I cried every four weeks.

Throughout all this I started to have IBS symptoms, although I didn’t know then what it was. I thought I just didn’t eat enough fiber, drink enough water and exercise enough. Well, who would have had the time with all the pregnancies, homeschooling and a demanding husband? But the stress took its toll and I alternated between bloating, constipation, tummy ache, diarrhea, more bloating, and general misery. I had a hard time to eat out and when I did, I came home with an 8-month pregnant looking stomach. And it hurt. On the 30 minute drive to church every Sunday, we would have to stop a couple of times for ‘Mommy to do her business’. It was a standing family joke, but I wasn’t laughing.

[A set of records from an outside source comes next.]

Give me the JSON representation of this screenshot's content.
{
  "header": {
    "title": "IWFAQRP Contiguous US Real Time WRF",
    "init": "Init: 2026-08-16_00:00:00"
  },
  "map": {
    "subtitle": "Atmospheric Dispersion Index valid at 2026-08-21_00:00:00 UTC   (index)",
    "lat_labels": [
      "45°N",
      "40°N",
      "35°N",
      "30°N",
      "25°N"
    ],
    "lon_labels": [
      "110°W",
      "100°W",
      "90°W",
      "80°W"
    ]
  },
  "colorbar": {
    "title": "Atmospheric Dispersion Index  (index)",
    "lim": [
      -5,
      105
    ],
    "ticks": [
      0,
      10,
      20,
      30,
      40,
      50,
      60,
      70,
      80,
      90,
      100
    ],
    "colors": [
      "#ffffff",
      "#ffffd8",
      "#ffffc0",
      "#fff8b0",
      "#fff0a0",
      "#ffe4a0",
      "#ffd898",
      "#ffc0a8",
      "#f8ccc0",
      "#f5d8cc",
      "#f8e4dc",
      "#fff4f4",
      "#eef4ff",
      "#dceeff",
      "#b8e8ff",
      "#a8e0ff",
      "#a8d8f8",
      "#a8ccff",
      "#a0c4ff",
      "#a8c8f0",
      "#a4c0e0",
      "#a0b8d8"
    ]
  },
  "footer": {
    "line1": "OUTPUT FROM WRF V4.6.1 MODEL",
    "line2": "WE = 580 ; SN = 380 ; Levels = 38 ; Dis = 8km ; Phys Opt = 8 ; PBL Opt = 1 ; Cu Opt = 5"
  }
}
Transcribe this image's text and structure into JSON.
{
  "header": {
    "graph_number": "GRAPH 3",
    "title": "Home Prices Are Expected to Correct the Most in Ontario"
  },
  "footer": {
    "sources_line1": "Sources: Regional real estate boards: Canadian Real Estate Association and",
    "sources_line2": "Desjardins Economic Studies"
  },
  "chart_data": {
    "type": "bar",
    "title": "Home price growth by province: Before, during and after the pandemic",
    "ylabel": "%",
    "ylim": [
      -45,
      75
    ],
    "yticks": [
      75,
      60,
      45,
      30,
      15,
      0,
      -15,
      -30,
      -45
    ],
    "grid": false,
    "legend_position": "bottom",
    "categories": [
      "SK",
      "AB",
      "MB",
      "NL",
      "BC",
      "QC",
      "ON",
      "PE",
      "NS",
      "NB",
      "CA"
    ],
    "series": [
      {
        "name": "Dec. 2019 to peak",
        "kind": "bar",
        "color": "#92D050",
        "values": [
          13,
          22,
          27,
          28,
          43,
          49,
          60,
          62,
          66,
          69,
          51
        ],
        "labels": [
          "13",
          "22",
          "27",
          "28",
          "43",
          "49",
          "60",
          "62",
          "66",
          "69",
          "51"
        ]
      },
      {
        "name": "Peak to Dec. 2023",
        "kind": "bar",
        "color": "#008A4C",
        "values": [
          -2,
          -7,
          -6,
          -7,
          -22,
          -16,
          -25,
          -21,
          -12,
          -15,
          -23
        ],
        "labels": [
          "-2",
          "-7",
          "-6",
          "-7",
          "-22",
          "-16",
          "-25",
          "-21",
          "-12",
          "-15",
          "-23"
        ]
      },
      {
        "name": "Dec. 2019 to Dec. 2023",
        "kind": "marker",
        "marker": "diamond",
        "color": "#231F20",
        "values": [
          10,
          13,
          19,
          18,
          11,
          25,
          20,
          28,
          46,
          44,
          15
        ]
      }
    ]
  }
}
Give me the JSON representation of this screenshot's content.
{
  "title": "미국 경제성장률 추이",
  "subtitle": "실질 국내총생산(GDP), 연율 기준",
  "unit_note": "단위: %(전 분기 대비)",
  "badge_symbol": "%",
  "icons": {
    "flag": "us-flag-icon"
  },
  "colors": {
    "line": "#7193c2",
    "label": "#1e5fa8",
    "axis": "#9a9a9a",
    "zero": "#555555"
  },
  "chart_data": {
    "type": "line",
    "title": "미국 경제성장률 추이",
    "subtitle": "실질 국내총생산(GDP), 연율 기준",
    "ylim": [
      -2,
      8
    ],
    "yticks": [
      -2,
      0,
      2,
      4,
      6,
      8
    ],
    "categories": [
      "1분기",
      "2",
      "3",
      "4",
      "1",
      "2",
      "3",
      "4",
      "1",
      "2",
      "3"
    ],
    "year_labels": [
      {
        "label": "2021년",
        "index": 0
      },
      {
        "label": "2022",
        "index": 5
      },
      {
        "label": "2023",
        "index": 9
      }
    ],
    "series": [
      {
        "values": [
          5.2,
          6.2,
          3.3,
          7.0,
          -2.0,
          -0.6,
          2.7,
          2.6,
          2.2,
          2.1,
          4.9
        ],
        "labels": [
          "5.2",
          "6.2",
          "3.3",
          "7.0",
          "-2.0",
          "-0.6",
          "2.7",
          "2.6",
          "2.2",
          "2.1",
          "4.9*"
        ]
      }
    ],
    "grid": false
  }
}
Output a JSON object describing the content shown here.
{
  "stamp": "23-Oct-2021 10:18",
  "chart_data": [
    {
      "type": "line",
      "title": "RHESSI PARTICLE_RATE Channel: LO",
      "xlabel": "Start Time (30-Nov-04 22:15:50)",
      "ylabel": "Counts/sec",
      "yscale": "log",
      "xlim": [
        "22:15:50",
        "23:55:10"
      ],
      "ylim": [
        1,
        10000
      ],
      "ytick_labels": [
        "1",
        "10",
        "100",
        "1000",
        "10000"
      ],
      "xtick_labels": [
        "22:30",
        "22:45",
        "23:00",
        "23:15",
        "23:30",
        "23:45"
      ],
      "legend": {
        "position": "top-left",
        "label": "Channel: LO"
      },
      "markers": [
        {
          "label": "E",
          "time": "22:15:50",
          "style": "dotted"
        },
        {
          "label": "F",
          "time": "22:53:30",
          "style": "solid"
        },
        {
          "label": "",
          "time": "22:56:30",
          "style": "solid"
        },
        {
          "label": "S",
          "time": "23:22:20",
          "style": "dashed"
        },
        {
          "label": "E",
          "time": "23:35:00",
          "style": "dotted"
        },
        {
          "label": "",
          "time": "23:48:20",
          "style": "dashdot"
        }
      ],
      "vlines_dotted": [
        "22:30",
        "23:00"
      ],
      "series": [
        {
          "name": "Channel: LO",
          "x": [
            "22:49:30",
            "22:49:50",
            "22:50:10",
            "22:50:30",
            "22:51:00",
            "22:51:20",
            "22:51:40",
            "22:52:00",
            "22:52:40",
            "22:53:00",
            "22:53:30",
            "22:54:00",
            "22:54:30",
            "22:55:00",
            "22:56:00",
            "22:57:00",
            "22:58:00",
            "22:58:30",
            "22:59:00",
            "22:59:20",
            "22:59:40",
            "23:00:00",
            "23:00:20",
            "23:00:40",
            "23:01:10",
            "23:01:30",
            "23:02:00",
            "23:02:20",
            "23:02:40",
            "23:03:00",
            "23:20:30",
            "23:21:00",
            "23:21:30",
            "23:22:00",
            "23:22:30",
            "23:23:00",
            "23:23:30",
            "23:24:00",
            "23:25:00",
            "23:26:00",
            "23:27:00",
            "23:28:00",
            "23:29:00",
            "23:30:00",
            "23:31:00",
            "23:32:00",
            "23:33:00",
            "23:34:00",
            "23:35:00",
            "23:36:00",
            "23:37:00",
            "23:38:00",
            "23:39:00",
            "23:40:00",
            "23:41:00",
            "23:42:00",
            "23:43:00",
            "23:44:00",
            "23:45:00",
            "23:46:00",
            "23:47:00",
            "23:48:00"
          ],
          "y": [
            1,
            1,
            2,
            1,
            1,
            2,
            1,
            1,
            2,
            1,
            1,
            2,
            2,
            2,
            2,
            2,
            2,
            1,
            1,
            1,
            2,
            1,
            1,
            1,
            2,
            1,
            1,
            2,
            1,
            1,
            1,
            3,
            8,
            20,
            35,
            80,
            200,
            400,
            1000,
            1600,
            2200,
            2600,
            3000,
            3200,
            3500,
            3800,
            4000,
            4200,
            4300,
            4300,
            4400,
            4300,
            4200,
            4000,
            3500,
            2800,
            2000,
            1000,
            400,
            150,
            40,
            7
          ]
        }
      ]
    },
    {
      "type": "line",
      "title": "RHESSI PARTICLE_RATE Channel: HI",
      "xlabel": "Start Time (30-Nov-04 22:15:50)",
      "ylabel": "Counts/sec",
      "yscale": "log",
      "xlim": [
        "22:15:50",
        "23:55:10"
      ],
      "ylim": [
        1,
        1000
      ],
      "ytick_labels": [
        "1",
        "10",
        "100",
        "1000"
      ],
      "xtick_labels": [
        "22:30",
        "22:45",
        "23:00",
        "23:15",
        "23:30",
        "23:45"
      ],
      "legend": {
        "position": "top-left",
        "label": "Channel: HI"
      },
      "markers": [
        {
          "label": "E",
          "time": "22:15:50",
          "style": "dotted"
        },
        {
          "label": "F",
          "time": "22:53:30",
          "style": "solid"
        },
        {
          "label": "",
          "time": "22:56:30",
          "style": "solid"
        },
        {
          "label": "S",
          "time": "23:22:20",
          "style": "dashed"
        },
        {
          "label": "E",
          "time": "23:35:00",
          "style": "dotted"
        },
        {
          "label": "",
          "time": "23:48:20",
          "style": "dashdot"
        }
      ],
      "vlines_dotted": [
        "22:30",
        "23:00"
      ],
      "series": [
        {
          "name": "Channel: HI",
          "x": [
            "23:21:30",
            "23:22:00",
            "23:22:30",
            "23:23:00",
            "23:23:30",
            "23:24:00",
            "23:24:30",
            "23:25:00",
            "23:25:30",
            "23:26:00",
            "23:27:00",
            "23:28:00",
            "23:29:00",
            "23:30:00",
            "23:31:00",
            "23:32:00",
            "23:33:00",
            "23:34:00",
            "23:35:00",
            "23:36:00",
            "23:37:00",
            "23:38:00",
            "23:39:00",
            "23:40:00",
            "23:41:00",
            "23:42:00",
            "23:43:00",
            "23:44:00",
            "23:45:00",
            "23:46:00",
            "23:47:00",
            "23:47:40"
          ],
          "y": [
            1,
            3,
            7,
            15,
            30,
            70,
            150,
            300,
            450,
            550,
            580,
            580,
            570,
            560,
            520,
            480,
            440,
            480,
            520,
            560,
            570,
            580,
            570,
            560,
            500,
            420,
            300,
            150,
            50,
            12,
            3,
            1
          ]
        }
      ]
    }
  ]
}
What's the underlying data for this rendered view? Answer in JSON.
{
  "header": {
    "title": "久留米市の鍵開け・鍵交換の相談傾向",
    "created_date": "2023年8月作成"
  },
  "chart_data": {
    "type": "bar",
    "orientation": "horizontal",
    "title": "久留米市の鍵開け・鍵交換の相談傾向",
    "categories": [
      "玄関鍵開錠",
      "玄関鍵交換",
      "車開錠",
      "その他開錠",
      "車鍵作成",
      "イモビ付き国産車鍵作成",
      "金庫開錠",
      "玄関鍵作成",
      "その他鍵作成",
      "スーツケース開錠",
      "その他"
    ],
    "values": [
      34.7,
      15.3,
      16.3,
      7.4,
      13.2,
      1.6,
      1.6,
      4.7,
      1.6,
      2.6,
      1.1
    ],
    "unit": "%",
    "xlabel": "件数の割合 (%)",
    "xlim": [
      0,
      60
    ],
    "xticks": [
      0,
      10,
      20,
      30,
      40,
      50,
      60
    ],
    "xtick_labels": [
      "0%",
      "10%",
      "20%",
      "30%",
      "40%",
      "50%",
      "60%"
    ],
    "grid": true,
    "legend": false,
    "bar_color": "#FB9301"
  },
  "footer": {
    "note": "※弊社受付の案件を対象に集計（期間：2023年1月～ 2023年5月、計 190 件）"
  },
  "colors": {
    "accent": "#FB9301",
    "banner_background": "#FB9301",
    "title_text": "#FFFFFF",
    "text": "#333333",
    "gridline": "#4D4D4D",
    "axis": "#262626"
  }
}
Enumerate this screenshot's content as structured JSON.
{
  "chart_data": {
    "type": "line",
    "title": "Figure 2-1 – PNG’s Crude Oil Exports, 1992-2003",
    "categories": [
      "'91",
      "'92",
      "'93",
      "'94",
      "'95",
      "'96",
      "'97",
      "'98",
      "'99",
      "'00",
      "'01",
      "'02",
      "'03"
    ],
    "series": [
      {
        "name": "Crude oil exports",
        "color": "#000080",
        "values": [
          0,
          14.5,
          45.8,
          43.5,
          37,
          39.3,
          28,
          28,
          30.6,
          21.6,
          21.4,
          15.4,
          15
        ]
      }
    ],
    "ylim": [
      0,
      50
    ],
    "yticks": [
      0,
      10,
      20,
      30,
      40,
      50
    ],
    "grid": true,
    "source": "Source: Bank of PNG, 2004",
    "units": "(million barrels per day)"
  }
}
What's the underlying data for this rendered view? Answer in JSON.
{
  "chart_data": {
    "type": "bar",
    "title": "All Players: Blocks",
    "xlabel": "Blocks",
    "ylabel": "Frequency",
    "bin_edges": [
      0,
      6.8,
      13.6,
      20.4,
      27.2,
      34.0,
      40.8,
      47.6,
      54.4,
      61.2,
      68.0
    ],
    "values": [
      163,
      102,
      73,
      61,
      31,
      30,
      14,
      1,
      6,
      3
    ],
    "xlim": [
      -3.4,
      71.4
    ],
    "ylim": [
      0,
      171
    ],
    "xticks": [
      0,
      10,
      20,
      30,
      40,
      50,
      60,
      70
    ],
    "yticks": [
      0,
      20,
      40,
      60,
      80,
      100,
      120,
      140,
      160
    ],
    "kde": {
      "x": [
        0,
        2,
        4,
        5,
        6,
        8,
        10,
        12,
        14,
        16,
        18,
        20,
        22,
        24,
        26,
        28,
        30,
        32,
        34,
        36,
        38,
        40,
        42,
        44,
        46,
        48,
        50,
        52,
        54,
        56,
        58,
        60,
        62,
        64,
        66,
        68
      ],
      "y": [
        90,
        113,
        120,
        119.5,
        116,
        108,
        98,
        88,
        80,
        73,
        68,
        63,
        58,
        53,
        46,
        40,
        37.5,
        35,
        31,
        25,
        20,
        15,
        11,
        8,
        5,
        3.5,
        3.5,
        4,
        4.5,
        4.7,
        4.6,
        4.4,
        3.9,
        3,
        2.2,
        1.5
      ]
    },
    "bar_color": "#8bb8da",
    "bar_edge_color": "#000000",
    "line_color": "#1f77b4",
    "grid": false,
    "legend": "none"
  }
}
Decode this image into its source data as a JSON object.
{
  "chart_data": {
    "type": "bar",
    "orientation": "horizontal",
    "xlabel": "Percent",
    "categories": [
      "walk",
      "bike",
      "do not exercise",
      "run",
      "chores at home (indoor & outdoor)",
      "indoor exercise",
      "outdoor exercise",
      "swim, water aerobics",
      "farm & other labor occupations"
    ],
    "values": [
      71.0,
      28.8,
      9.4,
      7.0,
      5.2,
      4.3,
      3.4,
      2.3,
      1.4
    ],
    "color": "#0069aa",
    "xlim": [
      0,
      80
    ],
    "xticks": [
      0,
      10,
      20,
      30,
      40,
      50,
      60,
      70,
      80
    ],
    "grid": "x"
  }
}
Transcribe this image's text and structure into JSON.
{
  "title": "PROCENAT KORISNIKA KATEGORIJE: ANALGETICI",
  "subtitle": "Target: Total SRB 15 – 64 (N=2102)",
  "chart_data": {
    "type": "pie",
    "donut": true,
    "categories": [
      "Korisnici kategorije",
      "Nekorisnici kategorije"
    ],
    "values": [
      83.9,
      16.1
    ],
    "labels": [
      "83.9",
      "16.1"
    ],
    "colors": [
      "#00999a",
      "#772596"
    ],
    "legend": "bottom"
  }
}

A doctor never attended to these problems of mine and they persisted for the 21-year duration of my marriage, and beyond.

More to come…

Divorce, AA and IBS

Many years ago I gave a testimony to the women in my church about divorce. During my talk I told them, “I am divorced. I am divorced and I never thought it would happen to me.” It was sort of like in AA when each person stands up and says, “I am _____ and I am an alcoholic.”
It is only in the acknowledgement of our state that we can begin to heal. Stating it like that in front of all those women with whom I shared mutual respect was truly an act of bravery.

story

And once I publicly acknowledged my divorce, people literally came out of the woodwork to talk to me about it: divorced people, single moms, hurting people and lonely people who just wanted to be heard. Some people asked for the transcript of my talk so that they could refer back to it or share it with someone who was going through the same thing. Back then my talk was called Being Chrissie. It told the story of who I was before my marriage, who I became during my marriage and how I was slowly returning to my old self, along with some steps I took to recovery.
It’s funny, but it’s only when people talk about things that they can begin to move forward and heal. I don’t think that very many people heal on their own, in a vacuum.
There is something in my life that I have been in denial about and didn’t tell anyone but those very close to me. That is, until last year. I struggled on my own for 32 years, and I am still struggling. However it is only when you put a name to something that you can climb out of the pit in which it puts you.
So I will say it here.
“I have IBS – C. I have IBS – C and I never thought it would happen to me. My digestion sucketh.”
In 1983 I quit smoking.
In 1983 I got married.
And that’s when my problem / distress / shame started. It is no coincidence that the IBS – C started shortly after those other two major events in my life. There is a correlation and I will get into that later on.
I know that I am not alone in my constipated world because Google tells me that IBS is one of the most prevalent reasons why people visit their doctors.
I know that I am not alone because I see that the laxative section of my drug store has expanded incredibly in the past few years. Every year there is a glut of new products to make you ‘go’.
I know that I am not alone because every time I mention IBS – C, or food sensitivities to anyone, they have a story or one of their friends or family members has a story.
But no one is talking about it.
So in the next several blog entries I will attempt to tell you my story and maybe we can get a conversation going.
My hope in sharing my journey is not so that you can have an intimate look into my life. My wish is that in talking about my journey someone (maybe you?) can have hope, be helped and learn from my mistakes and rabbit trails.